Saturday, 7 November 2015

Upgrading the SD Card on a Raspberry Pi

Well this turned out to be a whole lot easier than I thought :-)

I had an old card from a version 1 Raspberry Pi and had just moved it to a version 2 board. It's a little mail, DNS etc server and stalls occasionally especially when fail2ban is starting as that goes through all the syslogs etc looking for failed logins.  Top showed way too much waiting for disk time so it was time to investigate.

I brought a new SDCard (bigger was my first goal as mail expands) and an SDCard reader and started playing.  Well, boy is SDCards one of those things you don't know what you don't know. It's just a little card you chuck in your phone or camera?  No way.

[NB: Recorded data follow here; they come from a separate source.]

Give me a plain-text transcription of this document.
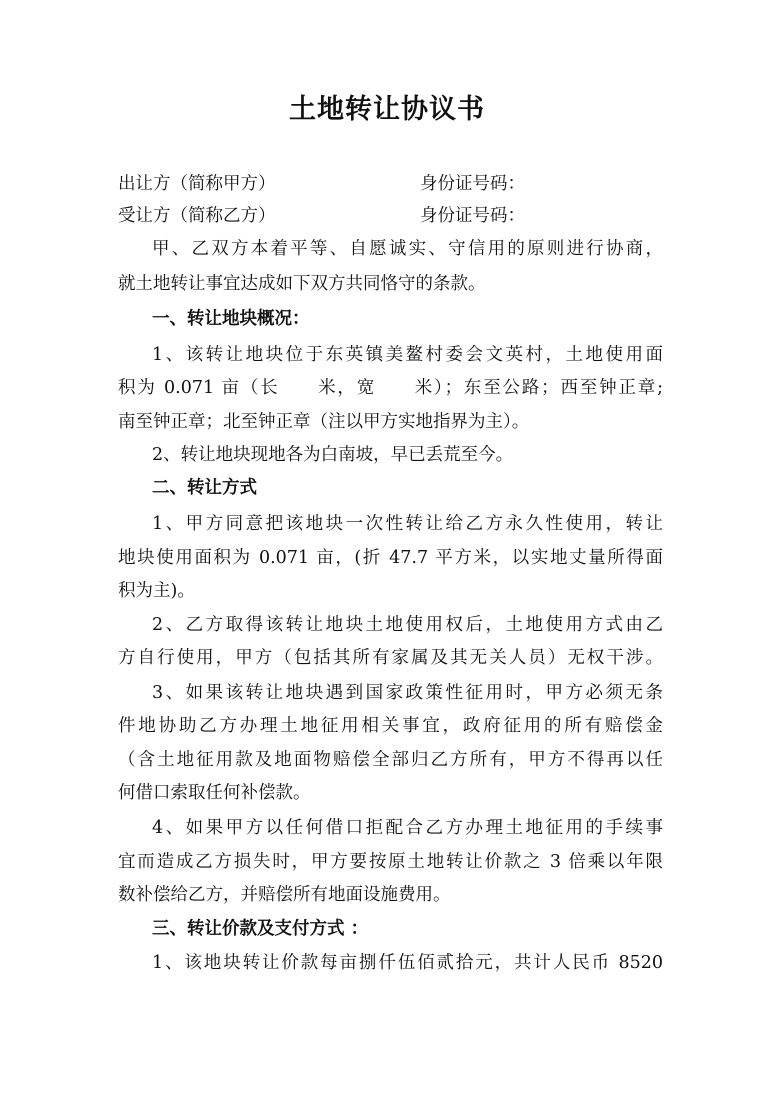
土地转让协议书
出让方（简称甲方）	身份证号码：
受让方（简称乙方）	身份证号码：
甲、乙双方本着平等、自愿诚实、守信用的原则进行协商，
就土地转让事宜达成如下双方共同恪守的条款。
一、转让地块概况：
1、该转让地块位于东英镇美鳌村委会文英村，土地使用面
积为 0.071 亩（长　　米，宽　　米）；东至公路；西至钟正章;
南至钟正章；北至钟正章（注以甲方实地指界为主）。
2、转让地块现地各为白南坡，早已丢荒至今。
二、转让方式
1、甲方同意把该地块一次性转让给乙方永久性使用，转让
地块使用面积为 0.071 亩，(折 47.7 平方米，以实地丈量所得面
积为主)。
2、乙方取得该转让地块土地使用权后，土地使用方式由乙
方自行使用，甲方（包括其所有家属及其无关人员）无权干涉。
3、如果该转让地块遇到国家政策性征用时，甲方必须无条
件地协助乙方办理土地征用相关事宜，政府征用的所有赔偿金
（含土地征用款及地面物赔偿全部归乙方所有，甲方不得再以任
何借口索取任何补偿款。
4、如果甲方以任何借口拒配合乙方办理土地征用的手续事
宜而造成乙方损失时，甲方要按原土地转让价款之 3 倍乘以年限
数补偿给乙方，并赔偿所有地面设施费用。
三、转让价款及支付方式 ：
1、该地块转让价款每亩捌仟伍佰贰拾元，共计人民币 8520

There is so much forwards, backwards compatibility and huge variations in speed.

I bought a MicroSD HC UHS class 3 card. Benchmarking showed this seemed to be limited by USB2 speed but was already three to five times faster than the old card but would the Ra Pi read it?

The easy part was moving the data from the old card to the new one.  There are 3 partitions (well 3 actual,  4 logical) on the old card. Oddly you have

RECOVERY a 1.5 GB fat32 partition then
and extended partition that has
BOOT a 64MBish fat32 logical partition and
root a 6GB ext4 logical partition and
SETTINGS a small ext4 partition.

They could have avoided using logical partitions all together but I guess it give easy expansion.

The actual transfer from the old card to the new card was as easy as mounting both, starting GParted and copy and paste the partitions.  That is a fantastic piece of software. Literally right click, copy from /dev/sde and paste /dev/sdf and adjust the size of the root partition to use the rest of the free space and it's done.

Plugged the card into the Raspberry Pi 2 and started it up.  Looked good! The disk light flashed and it seemed to boot.  The access seemed briefer if that is the right word.  It used to flash and stay on a few seconds at a time during boot but it was less than a second for each pulse now.

By the time I logged in (it's headless in the garage so this is about 1 minute later)  it had started and fail2ban had started so it was way quicker.

This is all anecdotal but it feels quicker and the Ra Pi 2 seems to be happy with the new cards.  I'm not sure how much the Ra Pi wears an SD card so replacing them every so often seemed sensible.